On Pytest-django and LiveServerTestCase with initial data

Posted by Alexander Todorov on Tue 26 December 2017

While working on Kiwi TCMS I've had the opportunity to learn in-depth about how the standard test case classes in Django work. This is a quick post about creating initial data and order of execution!

Initial test data for TransactionTestCase or LiveServerTestCase

class LiveServerTestCase(TransactionTestCase), as the name suggests, provides a running Django instance during testing. We use that for Kiwi's XML-RPC API tests, issuing http requests against the live server instance and examining the responses! For testing to work we also need some initial data. There are few key items that need to be taken into account to accomplish that:

  • self._fixture_teardown() - performs ./manage.py flush which deletes all records from the database, including the ones created during initial migrations;
  • self.serialized_rollback - when set to True will serialize initial records from the database into a string and then load this back. Required if subsequent tests need to have access to the records created during migrations!
  • cls.setUpTestData is an attribute of class TestCase(TransactionTestCase) and hence can't be used to create records before any transaction based test case is executed.
  • self._fixture_setup() is where the serialized rollback happens, thus it can be used to create initial data for your tests!

In Kiwi TCMS all XML-RPC test classes have serialized_rollback = True and implement a _fixture_setup() method instead of setUpTestData() to create the necessary records before testing!
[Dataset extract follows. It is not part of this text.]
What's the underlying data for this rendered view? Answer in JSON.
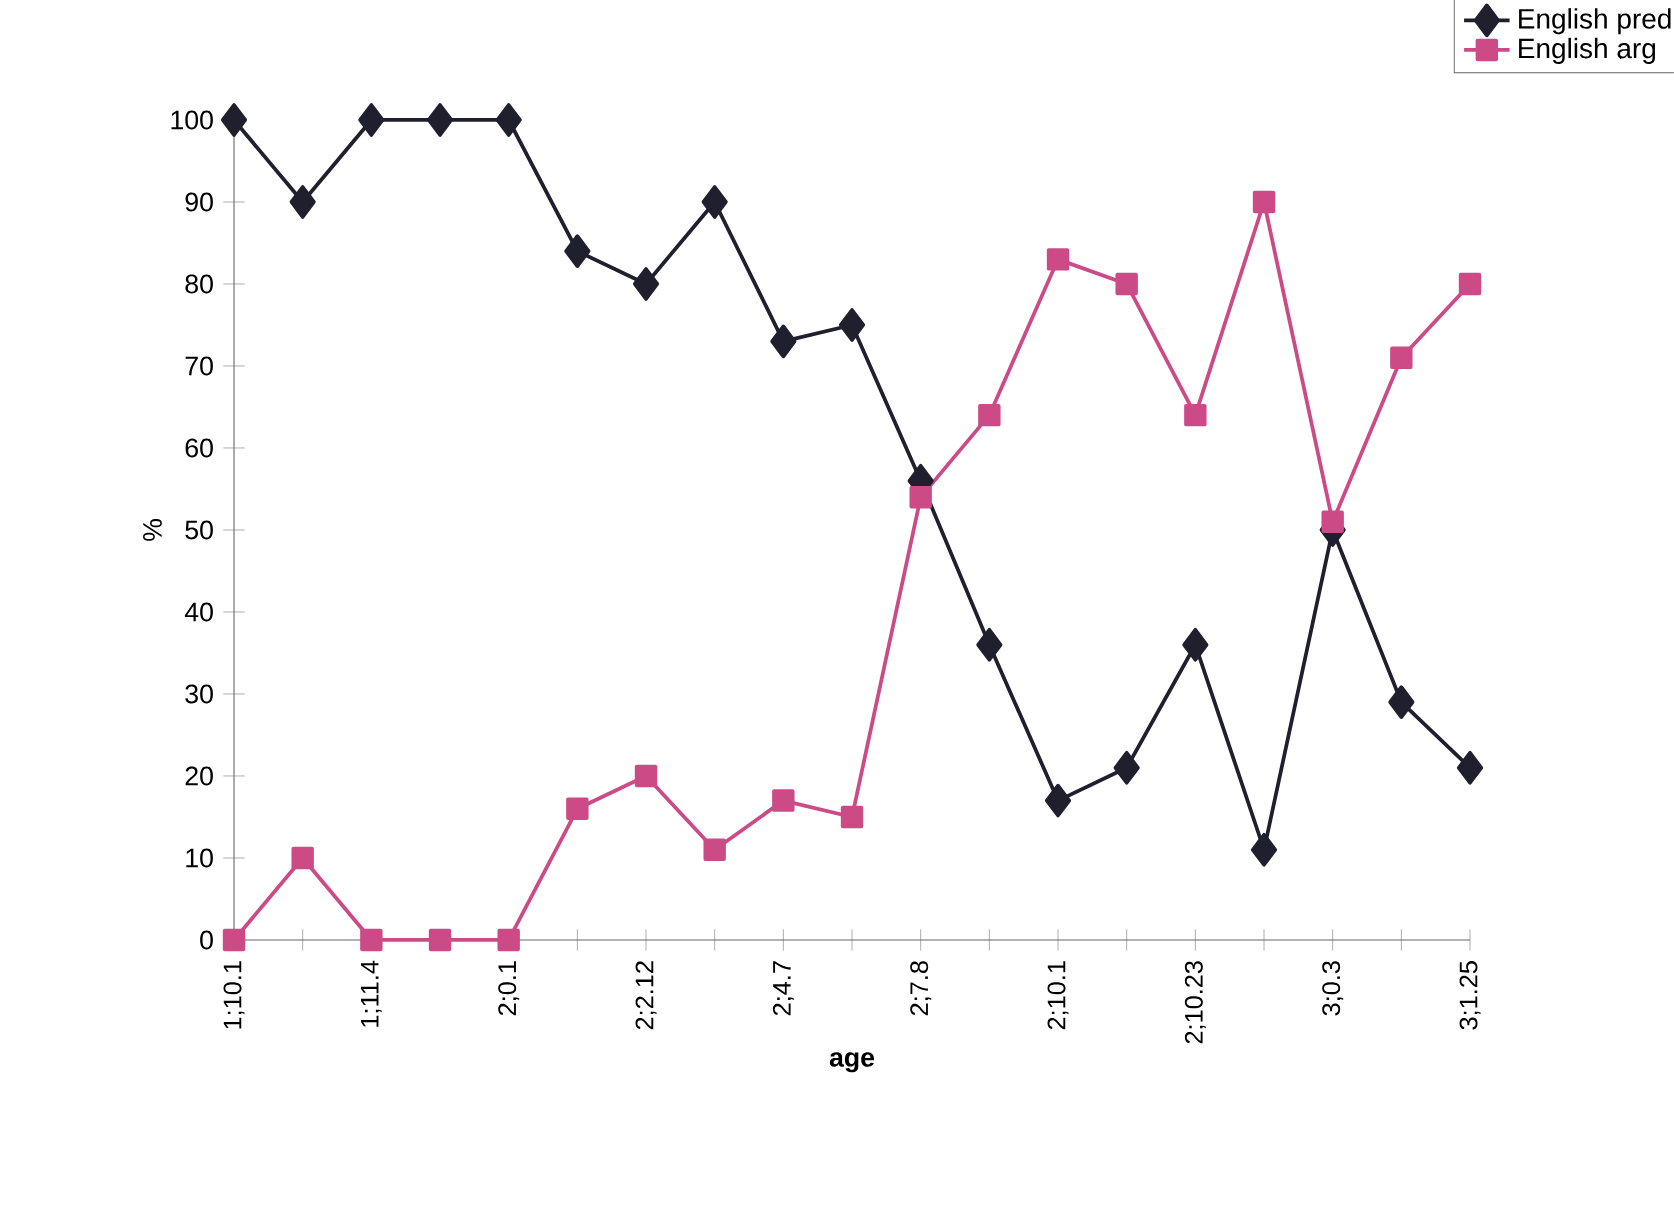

NOTE: you can also use fixtures in the above scenario but I don't like using them and we've deleted all fixtures from Kiwi TCMS a long time ago so I didn't feel like going back to that!

Order of test execution

From Django's docs:

In order to guarantee that all TestCase code starts with a clean database, the Django test runner reorders tests in the following way:

  • All TestCase subclasses are run first.
  • Then, all other Django-based tests (test cases based on SimpleTestCase, including TransactionTestCase) are run with no particular ordering guaranteed nor enforced among them.
  • Then any other unittest.TestCase tests (including doctests) that may alter the database without restoring it to its original state are run.

This is not of much concern most of the time but becomes important when you decide to mix and match transaction and non-transaction based tests into one test suite. As seen in Job #471.1 tcms/xmlrpc/tests/test_serializer.py tests errored out! If you execute these tests standalone they all pass! The root cause is that these serializer tests are based on Django's test.TestCase class and are executed after a test.LiveServerTestCase class!

The tests in tcms/xmlrpc/tests/test_product.py will flush the database, removing all records, including the ones from initial migrations. Then when test_serializer.py is executed it will call its factories which in turn rely on initial records being available and produces an error because these records have been deleted!

The reason for this is that pytest doesn't respect the order of execution for Django tests! As seen in the build log above tests are executed in the order in which they were discovered! My solution was not to use pytest (I don't need it for anything else)!

At the moment I'm dealing with strange errors/segmentation faults when running Kiwi's tests under Django 2.0. It looks like the http response has been closed before the client side tries to read it. Why this happens I have not been able to figure out yet. Expect another blog post when I do.

Thanks for reading and happy testing!